Ah ah CHOO! Pollen season starting earlier, lasting longer

UPDATED: FEBRUARY 9, 2021 AT 5:08 PM
BY
KSLNewsRadio

SALT LAKE CITY — Pollen season is beginning earlier, lasting longer and packing more sneezes, according to researchers at the University of Utah.

They found that climate change is having a significant impact on pollen production. Researchers said this problem will only get worse, as pollen season becomes longer and more severe.

They studied pollen data from 60 different Northern America stations from 1990 to 2018.

Researchers found that pollen seasons now are starting about 20 days sooner than they did in the 1990s and lasting about 10 days longer. Pollen loads have also increased 21% since 1990, according to the study published Monday in the journal the Proceedings of the National Academies of Sciences.

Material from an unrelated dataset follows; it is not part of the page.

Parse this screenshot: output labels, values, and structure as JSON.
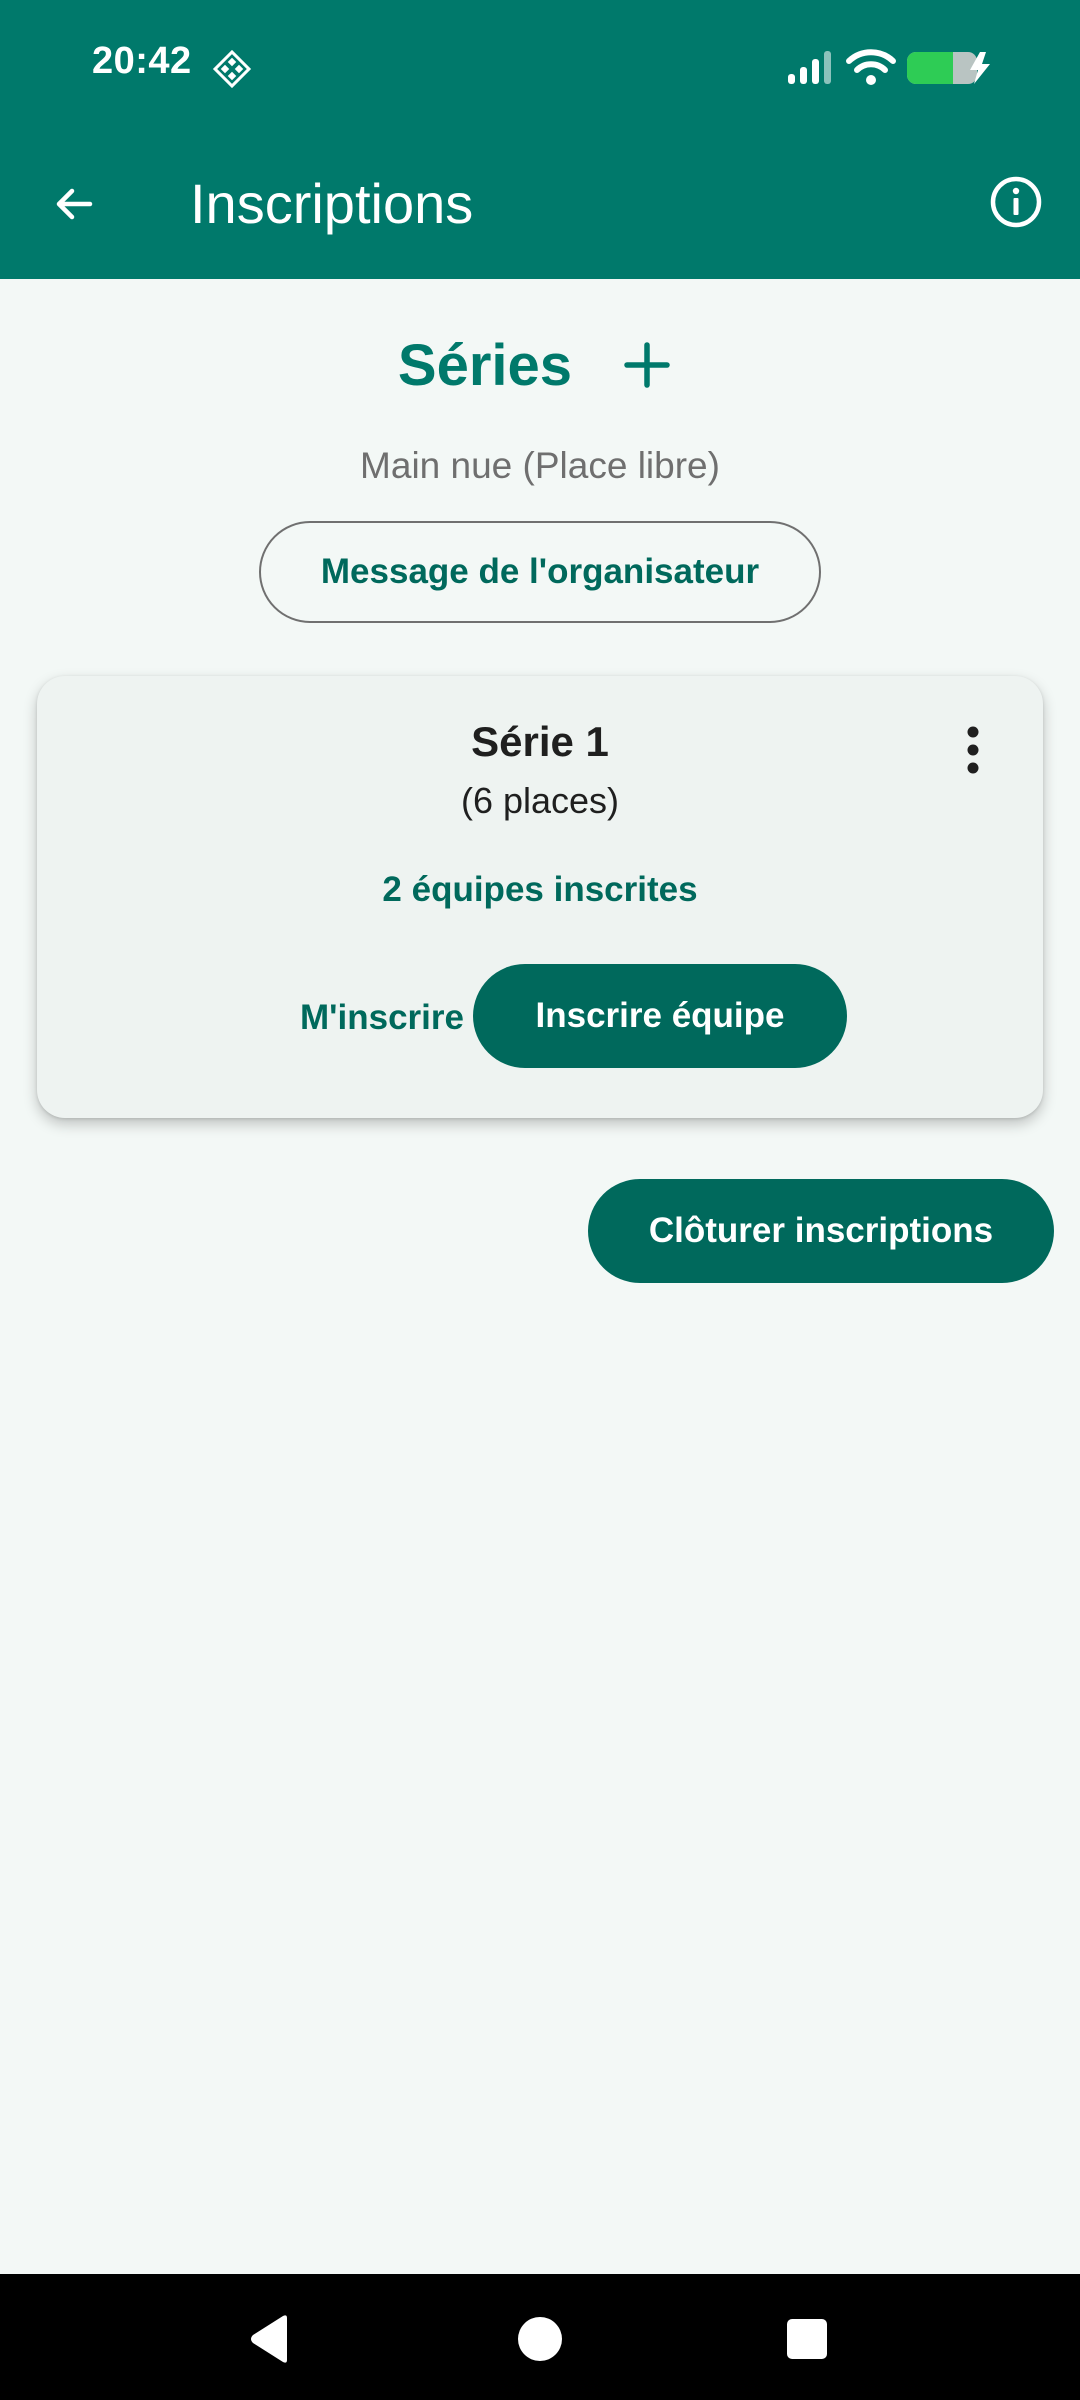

“This is a crystal clear example that climate change is here and it’s in every breath we take,” lead author William Anderegg, U of U biologist and climate scientist, told the Associated Press.

“In the near term — particularly the next decade or two — this very likely indicates we are in for longer and more severe pollen seasons,” he added, according to KSL.com.

Anderegg said warming temperatures in winter and early spring and more plant-feeding carbon dioxide produce more pollen.

Since the 2000s, he said, we can blame about 65% of earlier pollen seasons on global warming; we can also blame about 8% of the increased pollen load on climate change.